I've made hundreds of thousands of dollars from my early investments in RKLB but this isn't true if by "complete" you mean they have a proven launch vehicle. The company is now targeting late 2026 for Neutron's inaugural flight.
Neutron was announced in 2021. There were hopes for a 2024 first flight. Then it was mid-to-late 2025. Now it's Q4 2026 after a failure related to the stage 1 tank earlier this year.
If anyone can pull off using carbon composite for a launch vehicle of this size, it's RKLB. But nobody has done it before and I think the retail investor base is taking for granted something that is not at all guaranteed. There's much more risk than a lot of people think.
In some ways, RKLB is more like pre-clinical biotech stocks, which usually produce binary outcomes (a drug succeeds or it fails, and the company's fate is based on that). If Neutron works, RKLB gets to execute its grand vision. If it fails, it doesn't. The vision (and valuation) doesn't work without Neutron.
Why was Amazon valued at billions while making zero profit?
The stock market prices companies by many factors, revenue and profit are factors but so is growth.
Utilities companies make lots of profits but they are valued badly because they don’t grow at all!

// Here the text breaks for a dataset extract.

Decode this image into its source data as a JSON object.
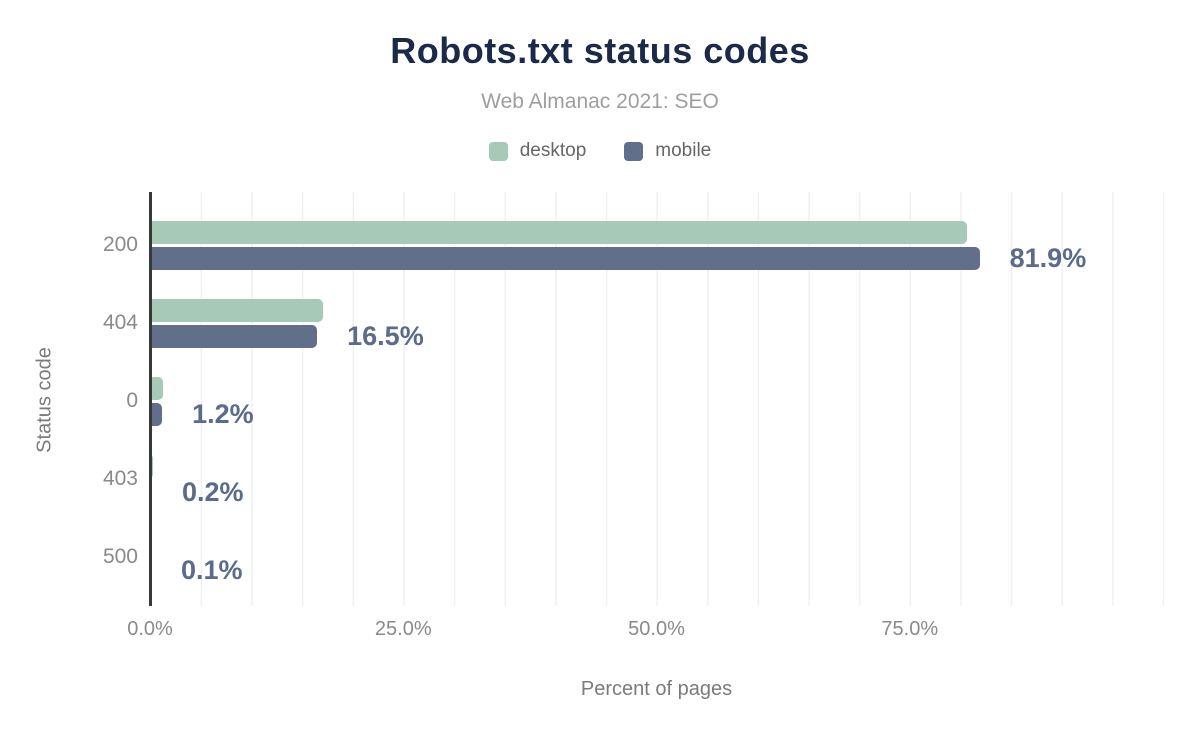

Markets are forward looking and space is seen as a huge growth driver for the future, also RocketLab has been growing their top line revenue massively over the last few years.
But RocketLab did have five years of strong revenue growth. And they have a lower PS ratio than SpaceX. So at least compared to industry-rivals the valuation is justified
Iridium's revenue is larger, and I wouldn't think they'd be losing money.
But apparently you can buy things with promises (if you're in the right club, of course).
Even better: if you buy things that don't lose their value overtime (mostly anything apart from food, car, electronics, services) and you buy them at price, they're free. You give money for them but you receive equal amount of wealth. I repeat: you buy the thing and your wealth stays the same, doesn't grow or shrink. That's how companies can buy each others with promises.
(If you're a bank that can lend me $4.7T I think buying nvidia could benefit us both. Contact me at nick @ gmail . com)
There are a lot of folks out there that are overly cynical and so they'll just write things like the OP from time to time which just don't make much sense or have much to do with how the real world works. What's more interesting is looking at or trying to understand strategically why Rocket Lab is making this move, especially if you are an investor.
People do this all the time, that's how they buy their first house (or at least used to...). Your net worth is basically zero beyond what you saved for the down payment, but the bank advances you the money to buy the house because it believes your future income streams will allow you to pay the principal plus an interest.